The American public’s attitude toward elected leaders and the policies they pursue has turned sharply negative, according to a new George Washington University Battleground Poll. More than 70 percent of likely voters say the country is on the wrong track, with a full 61 percent strongly holding that view.
The George Washington University Battleground Poll is conducted by Ed Goeas of the Tarrance Group, a Republican strategic research and polling firm, and Celinda Lake of Lake Research Partners, a national public opinion and strategy research firm. The George Washington University Global Media Institute, affiliated with the Graduate School of Political Management (GSPM) and the School of Media and Public Affairs (SMPA), serves as the university’s home for the partnership.
"American voters are extraordinarily dispirited,” said Christopher Arterton, professor of political management. “The fights in Washington over the federal budget and the debt ceiling, coming on top of an aggravatingly slow economic recovery, have produced a cauldron of discontent. If these sentiments last for the next 12 months, a large number of incumbents are going to be in trouble on Election Day.”
Only 13 percent of voters rate the economy as excellent or good, while 42 percent describe the economy as poor. Americans say that among issues like the economy, jobs and health care, Washington’s biggest obstacle is its inability to solve problems.
President Barack Obama’s approval ratings have taken a hit since his reelection. His job approval now stands at 44 percent, with 52 percent of voters expressing disapproval. His personal ratings have also fallen, with 47 percent of Americans polled viewing him favorably and 50 percent seeing him unfavorably.

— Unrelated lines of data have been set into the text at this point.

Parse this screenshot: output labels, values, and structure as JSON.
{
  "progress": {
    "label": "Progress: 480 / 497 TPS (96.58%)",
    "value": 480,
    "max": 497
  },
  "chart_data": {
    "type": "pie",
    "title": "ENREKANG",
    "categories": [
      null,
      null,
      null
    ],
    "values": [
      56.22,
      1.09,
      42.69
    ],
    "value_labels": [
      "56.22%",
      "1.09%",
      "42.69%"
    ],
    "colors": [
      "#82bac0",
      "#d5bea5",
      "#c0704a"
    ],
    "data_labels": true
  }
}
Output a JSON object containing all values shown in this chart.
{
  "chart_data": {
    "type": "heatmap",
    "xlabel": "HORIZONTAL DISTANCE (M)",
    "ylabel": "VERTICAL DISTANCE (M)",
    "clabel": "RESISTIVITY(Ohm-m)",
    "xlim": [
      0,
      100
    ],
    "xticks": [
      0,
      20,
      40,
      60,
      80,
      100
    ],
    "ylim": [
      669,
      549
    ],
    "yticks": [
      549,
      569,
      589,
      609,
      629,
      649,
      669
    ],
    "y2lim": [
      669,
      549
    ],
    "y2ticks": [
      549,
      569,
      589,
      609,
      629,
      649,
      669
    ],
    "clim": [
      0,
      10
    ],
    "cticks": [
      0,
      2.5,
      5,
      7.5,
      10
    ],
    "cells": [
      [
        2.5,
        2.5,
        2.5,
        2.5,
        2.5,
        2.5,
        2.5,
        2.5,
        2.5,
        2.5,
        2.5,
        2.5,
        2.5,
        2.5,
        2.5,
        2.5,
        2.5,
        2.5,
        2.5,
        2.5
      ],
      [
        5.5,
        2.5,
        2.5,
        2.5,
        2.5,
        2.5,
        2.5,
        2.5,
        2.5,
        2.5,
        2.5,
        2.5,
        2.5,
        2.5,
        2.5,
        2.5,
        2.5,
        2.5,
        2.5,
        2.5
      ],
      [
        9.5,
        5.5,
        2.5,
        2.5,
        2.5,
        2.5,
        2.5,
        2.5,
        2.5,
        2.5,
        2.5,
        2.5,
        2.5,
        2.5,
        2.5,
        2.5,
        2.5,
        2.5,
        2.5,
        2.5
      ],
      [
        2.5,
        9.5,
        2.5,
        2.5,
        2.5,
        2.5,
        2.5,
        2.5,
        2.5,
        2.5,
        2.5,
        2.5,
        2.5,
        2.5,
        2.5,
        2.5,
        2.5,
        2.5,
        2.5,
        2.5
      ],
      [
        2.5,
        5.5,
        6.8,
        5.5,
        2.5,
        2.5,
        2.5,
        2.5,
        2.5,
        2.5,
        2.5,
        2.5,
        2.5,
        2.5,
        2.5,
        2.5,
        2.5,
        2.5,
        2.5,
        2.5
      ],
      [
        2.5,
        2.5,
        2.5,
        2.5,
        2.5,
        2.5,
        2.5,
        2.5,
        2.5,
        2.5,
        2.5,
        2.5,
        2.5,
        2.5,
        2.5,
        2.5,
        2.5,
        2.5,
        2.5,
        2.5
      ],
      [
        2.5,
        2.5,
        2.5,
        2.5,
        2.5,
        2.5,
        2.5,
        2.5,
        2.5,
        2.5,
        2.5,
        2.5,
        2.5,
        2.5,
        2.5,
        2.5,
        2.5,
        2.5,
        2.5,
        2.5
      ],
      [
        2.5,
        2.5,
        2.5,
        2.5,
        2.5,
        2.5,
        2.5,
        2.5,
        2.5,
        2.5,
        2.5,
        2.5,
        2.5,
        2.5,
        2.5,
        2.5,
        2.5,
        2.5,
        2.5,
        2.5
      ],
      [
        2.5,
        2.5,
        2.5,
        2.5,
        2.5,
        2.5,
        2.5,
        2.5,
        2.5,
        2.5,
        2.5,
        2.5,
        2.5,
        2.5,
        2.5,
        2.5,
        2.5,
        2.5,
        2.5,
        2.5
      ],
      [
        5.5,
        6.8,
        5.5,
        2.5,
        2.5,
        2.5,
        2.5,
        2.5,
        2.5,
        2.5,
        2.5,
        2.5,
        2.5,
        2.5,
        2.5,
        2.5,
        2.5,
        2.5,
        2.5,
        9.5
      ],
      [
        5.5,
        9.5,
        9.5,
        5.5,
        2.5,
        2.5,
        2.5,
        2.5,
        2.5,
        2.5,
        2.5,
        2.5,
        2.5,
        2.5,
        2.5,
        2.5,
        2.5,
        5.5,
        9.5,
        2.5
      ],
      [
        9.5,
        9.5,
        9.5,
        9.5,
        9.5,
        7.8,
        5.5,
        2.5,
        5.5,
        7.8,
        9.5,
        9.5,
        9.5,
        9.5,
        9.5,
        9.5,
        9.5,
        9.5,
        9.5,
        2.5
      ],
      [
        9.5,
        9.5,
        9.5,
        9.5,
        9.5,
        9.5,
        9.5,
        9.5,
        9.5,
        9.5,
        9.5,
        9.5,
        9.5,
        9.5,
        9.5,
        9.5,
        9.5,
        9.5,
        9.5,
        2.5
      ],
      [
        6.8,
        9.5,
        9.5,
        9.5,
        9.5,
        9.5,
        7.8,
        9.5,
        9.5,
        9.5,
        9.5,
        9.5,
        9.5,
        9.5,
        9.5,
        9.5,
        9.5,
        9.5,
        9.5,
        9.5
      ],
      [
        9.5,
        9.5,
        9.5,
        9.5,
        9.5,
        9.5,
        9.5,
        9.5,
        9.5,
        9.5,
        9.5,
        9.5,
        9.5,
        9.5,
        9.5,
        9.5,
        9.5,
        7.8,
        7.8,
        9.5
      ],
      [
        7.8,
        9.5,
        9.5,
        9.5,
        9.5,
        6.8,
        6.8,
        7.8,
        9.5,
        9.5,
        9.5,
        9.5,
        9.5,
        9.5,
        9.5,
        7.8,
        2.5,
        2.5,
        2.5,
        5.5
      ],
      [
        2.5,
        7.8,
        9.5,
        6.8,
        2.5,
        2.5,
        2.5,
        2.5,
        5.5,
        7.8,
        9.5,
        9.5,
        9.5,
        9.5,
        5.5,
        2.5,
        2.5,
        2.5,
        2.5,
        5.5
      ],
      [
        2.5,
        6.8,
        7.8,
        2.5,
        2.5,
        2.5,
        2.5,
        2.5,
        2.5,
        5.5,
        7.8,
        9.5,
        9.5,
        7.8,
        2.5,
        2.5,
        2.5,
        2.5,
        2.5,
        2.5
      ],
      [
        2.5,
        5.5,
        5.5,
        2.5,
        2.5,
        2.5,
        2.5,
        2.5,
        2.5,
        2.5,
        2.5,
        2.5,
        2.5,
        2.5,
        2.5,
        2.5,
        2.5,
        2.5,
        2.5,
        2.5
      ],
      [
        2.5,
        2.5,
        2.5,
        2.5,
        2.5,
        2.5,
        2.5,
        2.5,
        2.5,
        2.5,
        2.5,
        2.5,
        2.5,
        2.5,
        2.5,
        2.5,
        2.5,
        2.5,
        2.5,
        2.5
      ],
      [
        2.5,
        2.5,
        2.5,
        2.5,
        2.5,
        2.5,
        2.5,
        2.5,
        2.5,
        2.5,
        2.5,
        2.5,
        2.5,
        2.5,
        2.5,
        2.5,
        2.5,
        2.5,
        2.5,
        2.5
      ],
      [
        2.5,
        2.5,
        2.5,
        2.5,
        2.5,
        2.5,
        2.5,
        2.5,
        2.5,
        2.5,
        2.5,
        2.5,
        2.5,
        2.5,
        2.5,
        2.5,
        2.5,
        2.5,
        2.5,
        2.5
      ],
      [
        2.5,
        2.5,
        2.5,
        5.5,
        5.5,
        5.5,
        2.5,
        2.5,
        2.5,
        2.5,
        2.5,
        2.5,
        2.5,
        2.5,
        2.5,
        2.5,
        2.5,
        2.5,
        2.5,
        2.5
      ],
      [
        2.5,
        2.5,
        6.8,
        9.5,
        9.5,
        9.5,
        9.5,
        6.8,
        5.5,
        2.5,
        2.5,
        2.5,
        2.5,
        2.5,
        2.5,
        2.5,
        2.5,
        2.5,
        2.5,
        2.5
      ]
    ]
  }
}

“For the first time in our polling, the president has both majority unfavorable image and majority disapproval on his job rating,” said Mr. Goeas. “As has all too often happened to presidents in their second term, there is a lot throughout this data that raises the very real prospect that Barrack Obama has lost the ability to lead this country.”
Lawmakers in Congress fared worse. Only 9 percent of voters polled approve of Congress’s work, and 89 percent expressed their disapproval. The public has also turned sour on their representatives—just 25 percent say the person representing them today should be in office next term. A 58 percent majority say that it’s time to give a new person a chance.
The survey also asked voters about their feelings toward the Affordable Care Act, commonly called Obamacare. Fifty-three percent oppose the law, while 43 percent favor it and 4 percent say they are unsure. When asked if they thought the legislation went too far or not far enough, 49 percent said it went too far, and 21 percent said that the law was about right. Twenty-three percent of voters polled said the law did not go far enough.
In terms of political parties, 53 percent of voters view Democrats unfavorably and 41 percent of voters view the party favorably. Sixty-five percent of voters hold negative views of Republicans in Congress and only 27 percent of voters rate them favorably. Public opinion of the Tea Party is a little better: Thirty-two percent of voters view the party favorably, while 54 percent view them unfavorably.
“Americans are not willing to forgive the growing pattern of reckless brinksmanship from the right,” said Ms. Lake. “There is little question in voters’ minds that congressional Republicans and their Tea Party allies deserve the lion’s share of the blame for the inability to solve problems in Washington, the issue that voters now rank above all others, including jobs and the economy—a first in Battleground history. The 2014 midterms are a long way off, but the political implications of this latest act of reckless gamesmanship can already be seen in this poll, reaching down to imperil individual incumbents."